Duff: ESG Solutions is an SME based in Kingston, Ontario, which is looking at micro-seismic data that we already collect in most mines, but in a way that allows the evaluation of the location and magnitude of micro-seismic events caused by stress changes. By carefully analysing where tremors and vibrations occur in the mine, it’s possible to calculate the orientation of the principal stresses. Being aware of this can inform how we both operate and design our mines in the future.
In another project, the Institute of Mine Seismology (IMS) is looking beyond passive micro-seismic data in a mine. While ESG is listening to the vibrations in the rocks in the hopes of understanding the changing stress environment, IMS is installing an active seismic source of vibration with a specific signal, which can be readily separated and identified from all these other man-made vibrations in the mine. So it’s effectively a hammer they are putting into the mine, with a precisely known signal and location, which can be heard by a micro-seismic array employed underground. By listening to the changes occurring to the signal and assessing the clarity by which it can be heard, they can determine whether there are stress changes occurring in the rock mass in response to mining, and where they are occurring.
CIM: How can this information be used to inform how we mine?
Duff: The two different approaches are focused on better understanding how stress is changing underground as we mine. When we can understand that, we can better design our mines and select the appropriate ground-support strategies to lower the risk of disruptions. Better designed mines might mean our openings are a certain size and even constrained in size below a certain depth. And furthermore, those openings might ideally only be driven in a certain direction, at a certain rate.
CIM: What proactive ways have you looked at to dissipate rock stress in advance of ultra-deep mining?

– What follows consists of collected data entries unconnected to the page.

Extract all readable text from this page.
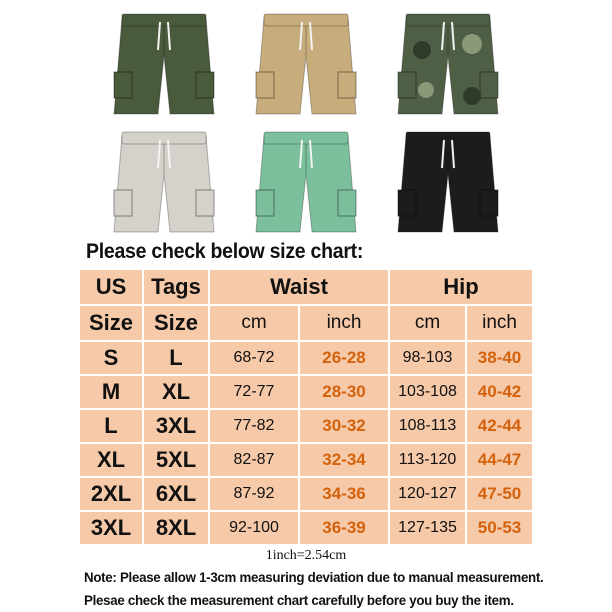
Please check below size chart:
US	Tags	Waist		Hip	
Size	Size	cm	inch	cm	inch
S	L	68-72	26-28	98-103	38-40
M	XL	72-77	28-30	103-108	40-42
L	3XL	77-82	30-32	108-113	42-44
XL	5XL	82-87	32-34	113-120	44-47
2XL	6XL	87-92	34-36	120-127	47-50
3XL	8XL	92-100	36-39	127-135	50-53
1inch=2.54cm
Note: Please allow 1-3cm measuring deviation due to manual measurement.
Plesae check the measurement chart carefully before you buy the item.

Duff: There is a project being undertaken involving a major mining company’s operation in Sudbury, working with MIRARCO, looking at hydraulic fracturing to precondition the rock mass at a block scale by first micro-damaging it through the creation of cracks. After fracturing, it is filled with a series of micro-cracks and fractures, all of which interact with one another in such a way that stress is not able to build up to any extent and thus violently unpredictable behaviour is avoided. That means we are not forced to wait for one big failure, which otherwise could happen without this preconditioning. At a drift scale, the Itasca Consulting Group is also working to optimize current preconditioning approaches.
CIM: In the bigger picture, will digging deeper mines be a trend for the future as a result of having already mined resources closest to the surface? Is this a trend we will see more of in the decades to come?
Duff: It’s my view that it is a trend we will see more and more of. Most if not all of our established mining camps, at least in this part of the world, whether it’s Timmins, Sudbury, or many others, are all 100 years old, or close to that. This means that most of the possible near-surface ore body discoveries have likely been done and most of the future potential for new ore bodies likely lies at depth. Because established camps are so well explored, much of the future potential lies in figuring out a way to mine the known ore bodies at greater depths than we are currently capable of mining them. In many cases, these ore bodies are open to extreme depth – for example, at Kidd mine, they are only mining above 9,800 feet, but there’s a borehole in the ore body that goes down past 10,000 feet. Society needs the metals and we’ve got the resources at depth. Now we just need to figure out how to mine them safely and economically.